Another hedge fund firm with ties to Julian Robertson Jr.’s legendary Tiger Management Corp. is shutting down.
New York–based TigerShark Management, co-founded by Thomas Facciola and Michael Sears in February 2001, is returning what amounts to only $100 million or so to clients, a paltry sum given its 14-year history, according to published reports.
This is the fourth so-called Tiger Cub (firms whose founders worked for Tiger Management) or Tiger Seed (firms that received start-up capital from Robertson) to close down since the beginning of 2014. Even more significantly, it is the third of the initial class of five Tiger Seeds launched in 2000 and 2001 to shut down.
In March, Patrick McCormack’s Tiger Consumer Management announced it would close down its fund, which was managing $2.2 billion at the end of 2013. By the end of last year, its U.S. stock portfolio had nearly $1.4 billion.
In 2012, Bill Hwang closed Tiger Asia Management amid investigations into insider trading. Six years after landing in the U.S., Hwang, who prefers to go by his adopted American name rather than his Korean name, Sung-Kook, graduated from the University of California, Los Angeles, and then received his MBA from Carnegie Mellon University.
Hwang worked as a broker at Hyundai Securities Co., where he met an analyst with Tiger Management and eventually struck up a relationship with Robertson. The Tiger founder later hired Hwang to help navigate the South Korean market, which Robertson thought was undervalued. After Tiger was shuttered, Hwang’s became one of the first funds to be seeded by Robertson.
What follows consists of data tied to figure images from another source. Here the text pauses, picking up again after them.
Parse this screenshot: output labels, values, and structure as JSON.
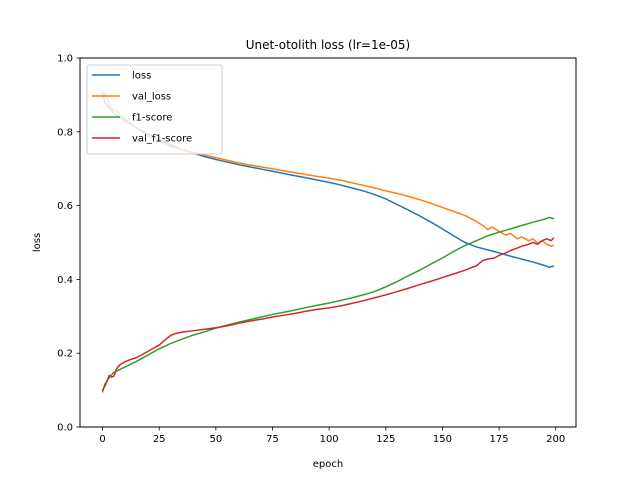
{
  "chart_data": {
    "type": "line",
    "title": "Unet-otolith loss (lr=1e-05)",
    "xlabel": "epoch",
    "ylabel": "loss",
    "xlim": [
      -9.95,
      208.95
    ],
    "ylim": [
      0.0,
      1.0
    ],
    "xticks": [
      0,
      25,
      50,
      75,
      100,
      125,
      150,
      175,
      200
    ],
    "yticks": [
      0.0,
      0.2,
      0.4,
      0.6,
      0.8,
      1.0
    ],
    "xtick_labels": [
      "0",
      "25",
      "50",
      "75",
      "100",
      "125",
      "150",
      "175",
      "200"
    ],
    "ytick_labels": [
      "0.0",
      "0.2",
      "0.4",
      "0.6",
      "0.8",
      "1.0"
    ],
    "grid": false,
    "legend_position": "upper-left",
    "series": [
      {
        "name": "loss",
        "color": "#1f77b4",
        "x": [
          0,
          1,
          3,
          5,
          10,
          15,
          20,
          25,
          30,
          35,
          40,
          45,
          50,
          55,
          60,
          65,
          70,
          75,
          80,
          85,
          90,
          95,
          100,
          105,
          110,
          115,
          120,
          125,
          130,
          135,
          140,
          145,
          150,
          155,
          160,
          165,
          170,
          175,
          180,
          185,
          190,
          195,
          197,
          199
        ],
        "y": [
          0.9,
          0.88,
          0.865,
          0.85,
          0.83,
          0.81,
          0.795,
          0.78,
          0.765,
          0.752,
          0.742,
          0.733,
          0.725,
          0.718,
          0.711,
          0.705,
          0.699,
          0.693,
          0.687,
          0.681,
          0.675,
          0.669,
          0.663,
          0.656,
          0.648,
          0.64,
          0.63,
          0.618,
          0.603,
          0.588,
          0.572,
          0.555,
          0.537,
          0.518,
          0.5,
          0.488,
          0.48,
          0.472,
          0.463,
          0.455,
          0.447,
          0.438,
          0.433,
          0.436
        ]
      },
      {
        "name": "val_loss",
        "color": "#ff7f0e",
        "x": [
          0,
          1,
          2,
          3,
          4,
          5,
          6,
          8,
          10,
          15,
          20,
          25,
          30,
          35,
          40,
          45,
          50,
          55,
          60,
          65,
          70,
          75,
          80,
          85,
          90,
          95,
          100,
          105,
          110,
          115,
          120,
          125,
          130,
          135,
          140,
          145,
          150,
          155,
          160,
          165,
          168,
          170,
          172,
          175,
          178,
          180,
          183,
          185,
          188,
          190,
          192,
          194,
          196,
          198,
          199
        ],
        "y": [
          0.91,
          0.9,
          0.89,
          0.875,
          0.862,
          0.86,
          0.858,
          0.845,
          0.835,
          0.81,
          0.79,
          0.775,
          0.76,
          0.752,
          0.744,
          0.737,
          0.73,
          0.723,
          0.716,
          0.71,
          0.705,
          0.7,
          0.694,
          0.689,
          0.684,
          0.679,
          0.674,
          0.669,
          0.662,
          0.655,
          0.648,
          0.64,
          0.633,
          0.625,
          0.616,
          0.606,
          0.595,
          0.584,
          0.573,
          0.557,
          0.545,
          0.535,
          0.542,
          0.53,
          0.52,
          0.525,
          0.51,
          0.515,
          0.505,
          0.51,
          0.498,
          0.505,
          0.495,
          0.49,
          0.492
        ]
      },
      {
        "name": "f1-score",
        "color": "#2ca02c",
        "x": [
          0,
          1,
          3,
          5,
          10,
          15,
          20,
          25,
          30,
          35,
          40,
          45,
          50,
          55,
          60,
          65,
          70,
          75,
          80,
          85,
          90,
          95,
          100,
          105,
          110,
          115,
          120,
          125,
          130,
          135,
          140,
          145,
          150,
          155,
          160,
          165,
          170,
          175,
          180,
          185,
          190,
          195,
          197,
          199
        ],
        "y": [
          0.095,
          0.115,
          0.135,
          0.148,
          0.163,
          0.178,
          0.195,
          0.212,
          0.226,
          0.238,
          0.249,
          0.258,
          0.268,
          0.276,
          0.284,
          0.291,
          0.298,
          0.305,
          0.311,
          0.317,
          0.324,
          0.33,
          0.336,
          0.343,
          0.35,
          0.358,
          0.367,
          0.38,
          0.394,
          0.41,
          0.425,
          0.442,
          0.458,
          0.476,
          0.492,
          0.505,
          0.518,
          0.528,
          0.537,
          0.546,
          0.555,
          0.563,
          0.568,
          0.565
        ]
      },
      {
        "name": "val_f1-score",
        "color": "#d62728",
        "x": [
          0,
          1,
          3,
          4,
          5,
          6,
          7,
          8,
          10,
          12,
          15,
          20,
          25,
          28,
          30,
          32,
          35,
          40,
          45,
          50,
          55,
          60,
          65,
          70,
          75,
          80,
          85,
          90,
          95,
          100,
          105,
          110,
          115,
          120,
          125,
          130,
          135,
          140,
          145,
          150,
          155,
          160,
          165,
          168,
          170,
          173,
          175,
          178,
          180,
          183,
          185,
          188,
          190,
          192,
          194,
          196,
          198,
          199
        ],
        "y": [
          0.1,
          0.11,
          0.14,
          0.135,
          0.138,
          0.155,
          0.165,
          0.17,
          0.177,
          0.182,
          0.188,
          0.205,
          0.222,
          0.238,
          0.248,
          0.253,
          0.257,
          0.261,
          0.265,
          0.269,
          0.274,
          0.281,
          0.287,
          0.292,
          0.298,
          0.303,
          0.308,
          0.314,
          0.319,
          0.323,
          0.328,
          0.335,
          0.342,
          0.35,
          0.358,
          0.367,
          0.376,
          0.386,
          0.395,
          0.405,
          0.415,
          0.425,
          0.437,
          0.452,
          0.455,
          0.458,
          0.465,
          0.472,
          0.478,
          0.485,
          0.49,
          0.495,
          0.5,
          0.495,
          0.505,
          0.51,
          0.505,
          0.512
        ]
      }
    ]
  }
}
Through 2007, Tiger Asia racked up a compounded annualized return of about 40 percent. At the end of 2007, Hwang had about $8 billion under management.
As financial markets started to crumble in 2008 amid concerns over subprime mortgages, Tiger Asia was actually in positive territory as late as August of that year. But Hwang’s portfolio was positioned for market gains that year, and when markets plummeted, he finished the year down 23 percent.
In December 2013 a Hong Kong court ordered Hwang, Tiger Asia and one of its officers to pay $5.8 million stemming from insider trading charges, according to reports at the time. The hedge fund firm had admitted to using inside information on two different occasions in late 2008 and early 2009 to trade the shares of two Chinese banks, according to the reports. These and charges from regulators in other countries forced Hwang to shut his firm in late 2012.
Other recent Tiger-related funds — but not Tiger Seeds — to close include Scout Capital Management, headed by Adam Weiss and James Crichton, and Joho Capital, founded by Robert Karr, both of which shut down in 2014.
The only two of the original Tiger Seeds to remain in operation are J. Kevin Kenny Jr.’s Emerging Sovereign Group and Charles (Chase) Coleman III’s Tiger Global Management.
In 2011 private equity firm the Carlyle Group bought a 55 percent stake in Emerging Sovereign Group. Coleman, of course, is one of the most successful managers in general to emerge from the Tiger den. He now manages more than $20 billion, including $10 billion in hedge funds and long-only funds. He is also one of the best-performing hedge fund managers of the past few years.
Facciola, a Staten Island native, and Sears worked stints at Salomon Brothers — where Facciola was a First Team II All-America Research member covering financial companies — and Lehman Brothers Holdings before they joined Tiger in 2000 to work on its hedge funds, which ultimately shut down that year.
Facciola told me in an interview for a December 2002 Institutional Investor cover story highlighting the original five Tiger Seeds that he earlier had turned down a job offer from Robertson in the mid-1990s. “I was not ready for the buy side,” he said at the time.
He and Sears launched TigerShark in 2001, specializing in banks and financial stocks. It finished that year up 38 percent and was running $185 million by the end of 2002. In 2010 it was managing about $260 million.